Fantastic Fest 2014: The Creeping Garden

Weird Science: Documentary about slime trudges along

Fantastic Fest 2014: The Creeping Garden

Unlike the average fungus, a slime mold can actually move. And depending on whom you ask, the slime might even be able to think.

Based on where you fall on the geek spectrum, slime mold either seems like an absolutely fascinating or totally mind-numbing subject. It's one of those dusty corners of the academic world that are just begging for sci-fi treatment.

Despite its foreboding title, The Creeping Garden isn't a slime-mold horror film, but rather a documentary that aims to show its subject as stranger than fiction by focusing on inter-disciplinary experiments with these curious organisms. The filmmakers focus on a series of researchers who apply the strange behavior patterns of the slime to everything from way-finding to experimental music composition.

The science is chased with a touch of psychedelia in the form of time-lapsed macro footage of the colorful slime pulsing like vegetation in a coral reef. Unfortunately, this eye candy is the most lively aspect of the film.

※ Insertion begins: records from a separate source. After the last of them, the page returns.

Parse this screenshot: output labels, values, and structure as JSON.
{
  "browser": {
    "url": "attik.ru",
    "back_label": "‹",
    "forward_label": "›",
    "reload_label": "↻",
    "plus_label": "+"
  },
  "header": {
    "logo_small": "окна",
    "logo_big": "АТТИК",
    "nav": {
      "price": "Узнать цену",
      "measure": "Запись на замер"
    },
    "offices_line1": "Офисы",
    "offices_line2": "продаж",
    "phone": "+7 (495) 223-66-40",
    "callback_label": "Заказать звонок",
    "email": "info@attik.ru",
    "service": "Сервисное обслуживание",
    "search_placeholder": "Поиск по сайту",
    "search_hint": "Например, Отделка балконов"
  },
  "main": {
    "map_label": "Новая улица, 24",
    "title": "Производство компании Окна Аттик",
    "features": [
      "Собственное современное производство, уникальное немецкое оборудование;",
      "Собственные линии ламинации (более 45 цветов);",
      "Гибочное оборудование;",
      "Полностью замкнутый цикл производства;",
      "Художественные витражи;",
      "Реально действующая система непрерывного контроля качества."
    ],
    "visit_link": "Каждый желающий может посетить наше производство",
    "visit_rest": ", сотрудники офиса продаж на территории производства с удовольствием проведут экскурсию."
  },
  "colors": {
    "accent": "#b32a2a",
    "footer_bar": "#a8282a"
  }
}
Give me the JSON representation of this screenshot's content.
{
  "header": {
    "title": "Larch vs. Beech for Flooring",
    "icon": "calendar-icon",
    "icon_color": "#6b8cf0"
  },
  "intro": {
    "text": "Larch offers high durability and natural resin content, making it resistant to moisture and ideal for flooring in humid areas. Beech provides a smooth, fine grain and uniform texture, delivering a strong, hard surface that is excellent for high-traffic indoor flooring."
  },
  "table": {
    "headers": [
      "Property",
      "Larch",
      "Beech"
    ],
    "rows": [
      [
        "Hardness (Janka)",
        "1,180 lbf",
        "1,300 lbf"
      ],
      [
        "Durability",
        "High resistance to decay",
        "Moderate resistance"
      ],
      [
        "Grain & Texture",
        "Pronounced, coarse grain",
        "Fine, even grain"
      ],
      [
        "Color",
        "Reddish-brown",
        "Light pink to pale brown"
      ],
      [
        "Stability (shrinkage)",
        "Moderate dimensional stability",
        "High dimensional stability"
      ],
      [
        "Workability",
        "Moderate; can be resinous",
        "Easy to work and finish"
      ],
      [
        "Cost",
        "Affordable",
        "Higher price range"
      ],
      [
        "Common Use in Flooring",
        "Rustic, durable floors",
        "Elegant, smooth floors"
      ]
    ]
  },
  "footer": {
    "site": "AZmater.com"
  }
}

The problem with The Creeping Garden is that the in-progress nature of the research means there's rarely a conclusion to be offered, making the film feel like a slow-paced collection of loose ends. It does offer some neat science nuggets, and a few truly wild conjectures (slime mold predicts the division of Germany!), but after an hour the facts start to fall flat and the interview subjects aren't charismatic enough to sell the bolder claims.

Overall, the science in The Creeping Garden just isn't engaging enough for the average viewer, but it does have the potential to someday inspire a great work of science fiction.


The Creeping Garden screens again Monday, Sept. 22, 11:45am.